I feel like we’re made to be hungry for things that we are unlikely to get. That life of greatness, significance, self made success? odds are at best 1 in 1,000. Less if you’re born poor, more if you’re born rich but the actually likelihood of you or I being rich is also less than 1 in 1,000.
When I was younger I wanted to be a comedian, so I looked into it, people who succeed, but also people who failed. What mattered most was never ability, it was meeting that right person who can fling your career forward. Millions fail for every one who “makes it.” I decided those odds weren’t good enough for me to bet something as valuable as my life on.
I guess this is where I deluded myself, I thought psychology was more merit based, less chance. In some ways it is, if you start that run early, get into the right undergrad, set yourself up for success in grad. But when I looked at it, the degree I wanted, and the work it would take, it was no different than becoming a comedian. I had this fantasy of what making it would be like, but it wasn’t rooted in what actually was/is.
I intend to keep improving myself, I don’t know how to stop THAT. What I’ve stopped doing is craving the validation of others.
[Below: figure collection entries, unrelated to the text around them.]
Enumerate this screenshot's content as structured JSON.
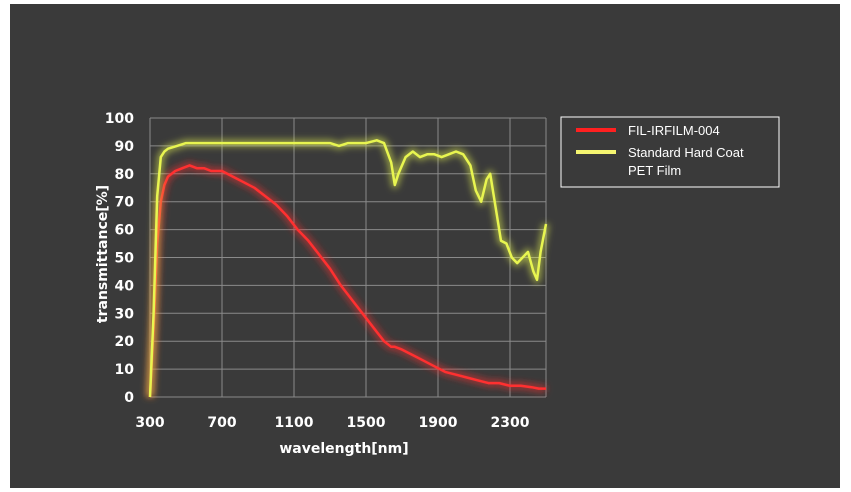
{
  "chart_data": {
    "type": "line",
    "title": "",
    "xlabel": "wavelength[nm]",
    "ylabel": "transmittance[%]",
    "xlim": [
      300,
      2500
    ],
    "ylim": [
      0,
      100
    ],
    "xticks": [
      300,
      700,
      1100,
      1500,
      1900,
      2300
    ],
    "yticks": [
      0,
      10,
      20,
      30,
      40,
      50,
      60,
      70,
      80,
      90,
      100
    ],
    "grid": true,
    "legend_position": "right",
    "series": [
      {
        "name": "FIL-IRFILM-004",
        "color": "#ff3030",
        "x": [
          300,
          320,
          340,
          360,
          380,
          400,
          440,
          480,
          520,
          560,
          600,
          640,
          700,
          760,
          820,
          880,
          940,
          1000,
          1060,
          1120,
          1180,
          1240,
          1300,
          1360,
          1420,
          1480,
          1540,
          1600,
          1640,
          1660,
          1700,
          1760,
          1820,
          1880,
          1940,
          2000,
          2060,
          2120,
          2180,
          2240,
          2300,
          2360,
          2420,
          2460,
          2500
        ],
        "y": [
          0,
          25,
          55,
          70,
          76,
          79,
          81,
          82,
          83,
          82,
          82,
          81,
          81,
          79,
          77,
          75,
          72,
          69,
          65,
          60,
          56,
          51,
          46,
          40,
          35,
          30,
          25,
          20,
          18,
          18,
          17,
          15,
          13,
          11,
          9,
          8,
          7,
          6,
          5,
          5,
          4,
          4,
          3.5,
          3,
          3
        ]
      },
      {
        "name": "Standard Hard Coat PET Film",
        "color": "#e8f550",
        "x": [
          300,
          320,
          340,
          360,
          380,
          400,
          450,
          500,
          600,
          700,
          800,
          900,
          1000,
          1100,
          1200,
          1300,
          1350,
          1400,
          1450,
          1500,
          1560,
          1600,
          1640,
          1660,
          1680,
          1720,
          1760,
          1800,
          1840,
          1880,
          1920,
          1960,
          2000,
          2040,
          2080,
          2110,
          2140,
          2170,
          2190,
          2220,
          2250,
          2280,
          2310,
          2340,
          2370,
          2400,
          2430,
          2450,
          2470,
          2500
        ],
        "y": [
          0,
          30,
          72,
          86,
          88,
          89,
          90,
          91,
          91,
          91,
          91,
          91,
          91,
          91,
          91,
          91,
          90,
          91,
          91,
          91,
          92,
          91,
          84,
          76,
          80,
          86,
          88,
          86,
          87,
          87,
          86,
          87,
          88,
          87,
          83,
          74,
          70,
          78,
          80,
          68,
          56,
          55,
          50,
          48,
          50,
          52,
          45,
          42,
          52,
          62
        ]
      }
    ]
  }
}
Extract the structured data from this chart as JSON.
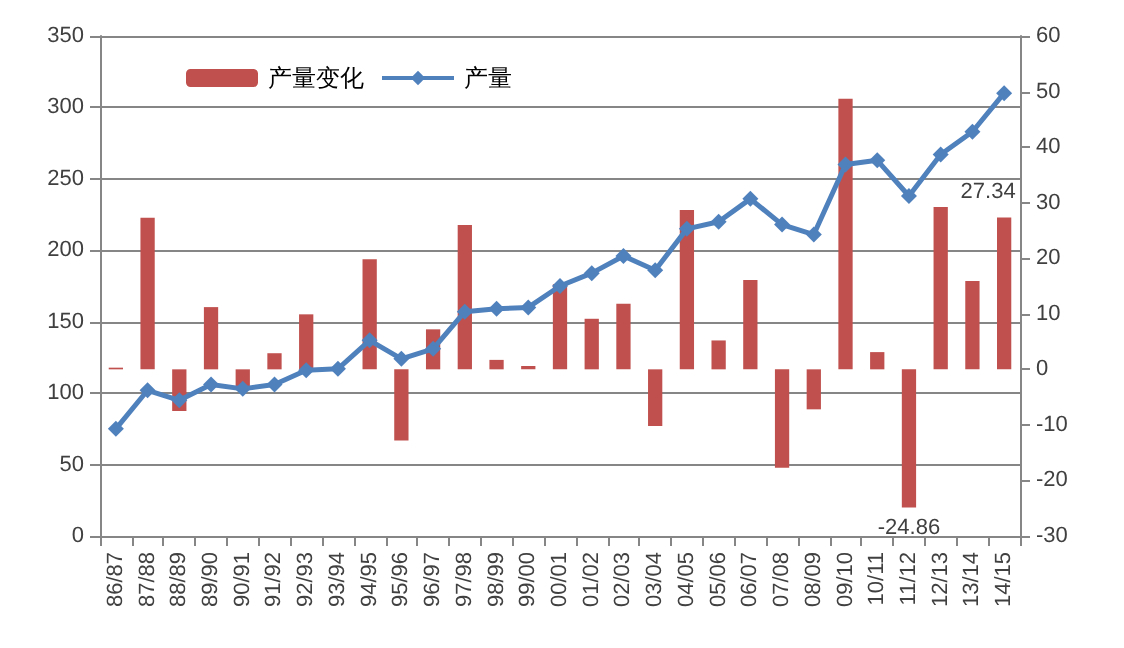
{
  "chart_data": {
    "type": "bar",
    "categories": [
      "86/87",
      "87/88",
      "88/89",
      "89/90",
      "90/91",
      "91/92",
      "92/93",
      "93/94",
      "94/95",
      "95/96",
      "96/97",
      "97/98",
      "98/99",
      "99/00",
      "00/01",
      "01/02",
      "02/03",
      "03/04",
      "04/05",
      "05/06",
      "06/07",
      "07/08",
      "08/09",
      "09/10",
      "10/11",
      "11/12",
      "12/13",
      "13/14",
      "14/15"
    ],
    "series": [
      {
        "name": "产量变化",
        "axis": "y2",
        "color": "#c0504d",
        "values": [
          0.3,
          27.3,
          -7.5,
          11.2,
          -3,
          2.9,
          9.9,
          0,
          19.8,
          -12.8,
          7.2,
          26,
          1.7,
          0.6,
          15.3,
          9.1,
          11.8,
          -10.2,
          28.7,
          5.2,
          16.1,
          -17.7,
          -7.2,
          48.7,
          3.1,
          -24.86,
          29.2,
          15.9,
          27.34
        ],
        "value_labels": [
          null,
          null,
          null,
          null,
          null,
          null,
          null,
          null,
          null,
          null,
          null,
          null,
          null,
          null,
          null,
          null,
          null,
          null,
          null,
          null,
          null,
          null,
          null,
          null,
          null,
          "-24.86",
          null,
          null,
          "27.34"
        ]
      },
      {
        "name": "产量",
        "type": "line",
        "color": "#4f81bd",
        "values": [
          75,
          102,
          95,
          106,
          103,
          106,
          116,
          117,
          137,
          124,
          131,
          157,
          159,
          160,
          175,
          184,
          196,
          186,
          215,
          220,
          236,
          218,
          211,
          260,
          263,
          238,
          267,
          283,
          310
        ]
      }
    ],
    "ylim": [
      0,
      350
    ],
    "yticks": [
      0,
      50,
      100,
      150,
      200,
      250,
      300,
      350
    ],
    "y2lim": [
      -30,
      60
    ],
    "y2ticks": [
      -30,
      -20,
      -10,
      0,
      10,
      20,
      30,
      40,
      50,
      60
    ],
    "grid": "y",
    "legend": "top left",
    "marker": "diamond",
    "line_style": "solid"
  }
}
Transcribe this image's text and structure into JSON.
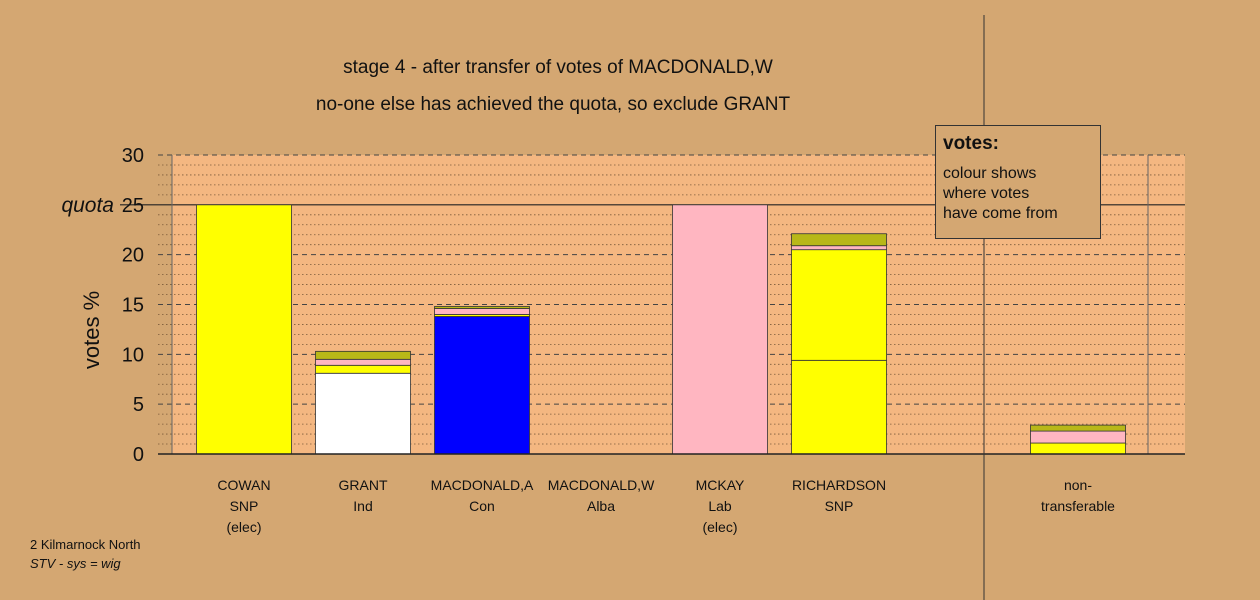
{
  "chart_data": {
    "type": "bar",
    "title": "stage 4 - after transfer of votes of MACDONALD,W",
    "subtitle": "no-one else has achieved the quota, so exclude GRANT",
    "ylabel": "votes %",
    "quota_label": "quota",
    "quota_value": 25,
    "ylim": [
      0,
      30
    ],
    "yticks": [
      0,
      5,
      10,
      15,
      20,
      25,
      30
    ],
    "grid": true,
    "categories": [
      {
        "lines": [
          "COWAN",
          "SNP",
          "(elec)"
        ]
      },
      {
        "lines": [
          "GRANT",
          "Ind"
        ]
      },
      {
        "lines": [
          "MACDONALD,A",
          "Con"
        ]
      },
      {
        "lines": [
          "MACDONALD,W",
          "Alba"
        ]
      },
      {
        "lines": [
          "MCKAY",
          "Lab",
          "(elec)"
        ]
      },
      {
        "lines": [
          "RICHARDSON",
          "SNP"
        ]
      },
      {
        "lines": [
          "non-",
          "transferable"
        ]
      }
    ],
    "stacks": [
      [
        {
          "value": 25.0,
          "color": "#ffff00"
        }
      ],
      [
        {
          "value": 8.1,
          "color": "#ffffff"
        },
        {
          "value": 0.8,
          "color": "#ffff00"
        },
        {
          "value": 0.6,
          "color": "#ffb6c1"
        },
        {
          "value": 0.8,
          "color": "#b8b818"
        }
      ],
      [
        {
          "value": 13.8,
          "color": "#0000ff"
        },
        {
          "value": 0.2,
          "color": "#ffff00"
        },
        {
          "value": 0.6,
          "color": "#ffb6c1"
        },
        {
          "value": 0.2,
          "color": "#b8b818"
        }
      ],
      [],
      [
        {
          "value": 25.0,
          "color": "#ffb6c1"
        }
      ],
      [
        {
          "value": 9.4,
          "color": "#ffff00"
        },
        {
          "value": 11.1,
          "color": "#ffff00"
        },
        {
          "value": 0.4,
          "color": "#ffb6c1"
        },
        {
          "value": 1.2,
          "color": "#b8b818"
        }
      ],
      [
        {
          "value": 1.1,
          "color": "#ffff00"
        },
        {
          "value": 1.2,
          "color": "#ffb6c1"
        },
        {
          "value": 0.6,
          "color": "#b8b818"
        }
      ]
    ],
    "legend": {
      "title": "votes:",
      "lines": [
        "colour shows",
        "where votes",
        "have come from"
      ],
      "placement": "top-right"
    }
  },
  "footer": {
    "line1": "2 Kilmarnock North",
    "line2": "STV - sys = wig"
  },
  "colors": {
    "background": "#d4a772",
    "plot_background": "#f4b781"
  }
}
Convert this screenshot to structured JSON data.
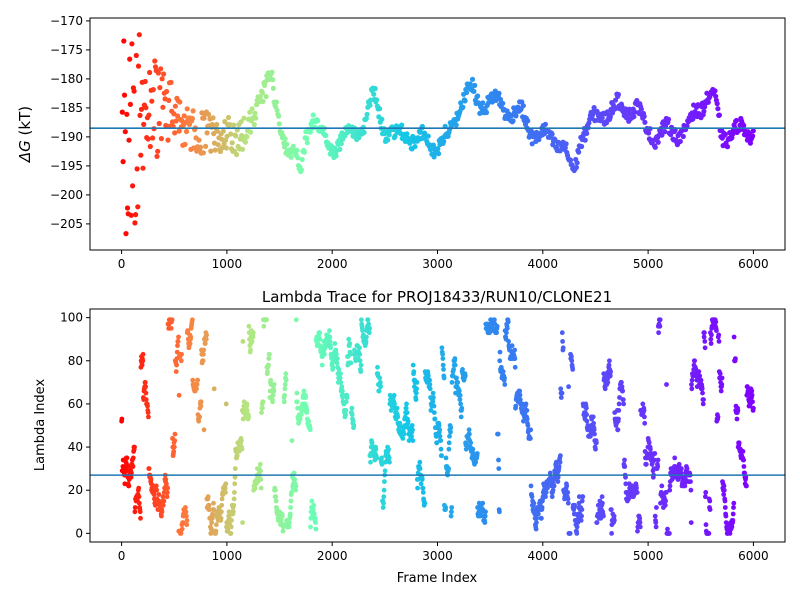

I’d rather have a quiet life, one that I enjoy, than take that meager chance of big success.
I’ve met thousands of people in all different stages and statuses, from a district attorney on the high end, to a lowly single parent on the other. The people at the top are always calculating, always trying to figure out what they need to do to advance. They aren’t happy, they aren’t satisfied, they’re empty as the symbols they cling to. The happy? Those who learned to enjoy what they’ve got.
Yes, those are the ones I remember; the ones who despite humble surrounding managed to make a home there. Every massive failure I’ve seen comes down to one thing; over reach, greed. People think “if I just risk a bit more, try a bit harder, I can hit that narrow target.” Some actually do, but not most.
Everyone wants to believe they’re exceptional, but to quote Syndrome in the Incredibles; “When everyone’s special, no one is.”
Someone has to do what needs doing, not what is glamorous or rewarding. It’s not as plain on the face of it, that doing “important” work often comes down to ego. A weak ego needs an external validation of identity, to say “you’re doing right”. But everyone sees it coming.
I guess that’s also part of my situation. The only real advantage I have is being unexpected, being atypical. So if people see me coming, I’ve already lost. I have to find a better disguise, outer trappings that don’t confess my loyalties.
“I feel like we’re made to be hungry for things that we are unlikely to get.”
I think that can be a good thing if we hit the perfect balance between delusion & reality. Say for example a romantic relationship. The best time is right in the beginning, almost before anything really happens, when you get those butterflies as you imagine getting the girl/guy. After that, you either get your heart broken or you do get the other person but the thrill will never be as good as that initial desire for something you don’t/can’t have.
So back to general life stuff, like you said we’re almost designed to thrive on that hungry feeling. I bet that’s what has led to the most progress overall. What sucks is like you said only a rare few can make it last. Most of us get crushed early in life and we quit, then attempt to downshift into a sort of plan B consolation prize.
But there’s a lot to be said for never quitting. I suppose a comedian or entertainer can keep at it, thru the lame gigs, seedy motels & outright disasters, and as long as they keep going then it’s never truly failure because the dream is alive. The carrot is still there at the end of the stick.
Of course like the donkey going for the carrot, it can be seen as a pretty foolish venture but as long as the donkey never realizes it maybe he’s having a good time.
My biggest fear is actually getting that carrot and realizing it tastes awful. Or maybe even just the act of eating it and realizing there’s nothing left can be profoundly depressing. That’s why I’m intrigued at celebrity suicides. As bad as I have it, I never want to reach the top and realize it’s nothing but a cliff overlooking an infinite abyss.
Unrealised ambition is the mother of all hell and torment.